Want ik ken de andere kant van deze medaille. Ik zie zijn worsteling met de lat en de mal, de hokjes waarin hij niet past. Ik zie de goede intenties en zijn wens om te leren. Maar ook zijn onbegrip over hoe het eraan toegaat op school. Hij ziet het nut van een strategie als ‘herhaling’ niet in, want als je het een keer hebt gehoord dan weet je het toch al? De vloek van begaafd zijn. Van een rood kruis zijn, in plaats van een groene krul. Alles willen begrijpen, het anders een zinloze exercitie vinden.
De invaljuf en ik spreken af dat ze hem direct zal aanspreken zodat hij zijn gedrag kan bijstellen, of op zijn minst duidelijk kan maken waarom hij niet meedoet. De volgende dag rijd ik hem hoopvol naar school.
“Mamma, waarom ben ik eigenlijk op deze aarde? Om op school te zitten? Ik doe daar helemaal niks. De dingen die ik in grade 1 al leerde, leer ik nu in grade 4 opnieuw. Waarom moet ik daarnaar luisteren? Ik wil niet naar school. Ik wil bij jou zijn. Thuis.”
Met een brok in mijn keel luister ik naar zijn levensvragen. Ik zie via de achteruitkijkspiegel zijn droevige mooie ogen. Het liefst draai ik de auto om maar ik realiseer me dat er geen kortere weg bestaat. Dit is zijn leerweg en hij zal richting moeten leren geven.
Dit blog schreef ik eind februari 2021 voor een blogcursus. Deze hoort thuis op mijn persoonlijke pagina want helaas betreft dit geen fictie maar was dit een pijnlijke realiteit. Ergens rond februari van dit jaar ging het mis. Rocco wilde niet meer. Niet meer naar school. Niet meer leren. Niet meer voelen en op deze manier, in die klas, onder die omstandigheden, niet meer leven. Niet meer het onbegrip, niet meer het anders-zijn, niet meer.
Na een periode van thuiszitten, veel praten met elkaar, en ondersteuning van een professional, kregen we het voor elkaar om Rocco zijn schooljaar in de VS toch te laten afmaken. Maar het thuiszijn, het deed hem zo goed. Hij mocht ‘stagelopen’ bij de Fairfax Cat Lounge. Het werd zijn favoriete dag, de donderdag. Hij bakte en kookte als het kon elke dag. Hij wilde zo graag zoveel leren. Liefst wel in zijn pyjama!

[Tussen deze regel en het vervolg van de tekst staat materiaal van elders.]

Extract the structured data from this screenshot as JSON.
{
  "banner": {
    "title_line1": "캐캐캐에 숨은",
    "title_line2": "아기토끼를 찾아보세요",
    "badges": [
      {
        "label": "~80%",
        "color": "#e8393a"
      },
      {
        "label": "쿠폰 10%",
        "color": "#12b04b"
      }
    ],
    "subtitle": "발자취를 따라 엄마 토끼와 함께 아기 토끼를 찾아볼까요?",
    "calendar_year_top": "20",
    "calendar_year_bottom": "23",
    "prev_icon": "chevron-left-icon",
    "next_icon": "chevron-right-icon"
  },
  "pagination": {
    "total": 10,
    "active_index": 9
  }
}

Gelukkig werden het alsnog mooie laatste herinneringen aan de school en de leerkrachten die wel degelijk het verschil maakten. Maar dat een prachtige privéschool met kleine klassen en maximale middelen Rocco niet kon geven wat hij nodig had, is natuurlijk zorgelijk. Weer die mal. Weer dat knellen. En wederom weinig tot nul educatief partnerschap met ouders.
Na veel blije jaren (en voor Elle bleef het gelukkig al die tijd een goede ervaring) kwam toch vooral ook een bittere nasmaak. De school heeft Rocco (en ons) echt gefaald. Wat jammer. Wat onbegrijpelijk. Zoveel gesprekken, zoveel input, zo vaak hebben we de school gewaarschuwd dat het niet goed zou blijven gaan, dat ze hem iets anders moesten bieden, dat hij depressief leek te worden, dat hij zich afsloot, dat hij verzoop, en niks…
Gelukkig is hij in Nederland terechtgekomen bij een geweldige leerkracht in een klas waarin veiligheid en persoonlijke ontwikkeling hoger op de prioriteitenlijst staat dan toetsen, presteren, beoordelen en afrekenen. En keer op keer dat bewijs: de leerkracht maakt het verschil. Wat. Een. Beroep! Dus, minder middelen. Minder leerkrachten. Veel meer kinderen in de klas. En toch gaat het goed met Rocco. Hij mist zijn beste vrienden, hij mist Amerika, maar hij is blij. Hij voelt zich gezien. Hij gaat (zelfs) met plezier naar school en op dit moment is het eventjes ‘gewoon goed’. Zoveel om over na te denken!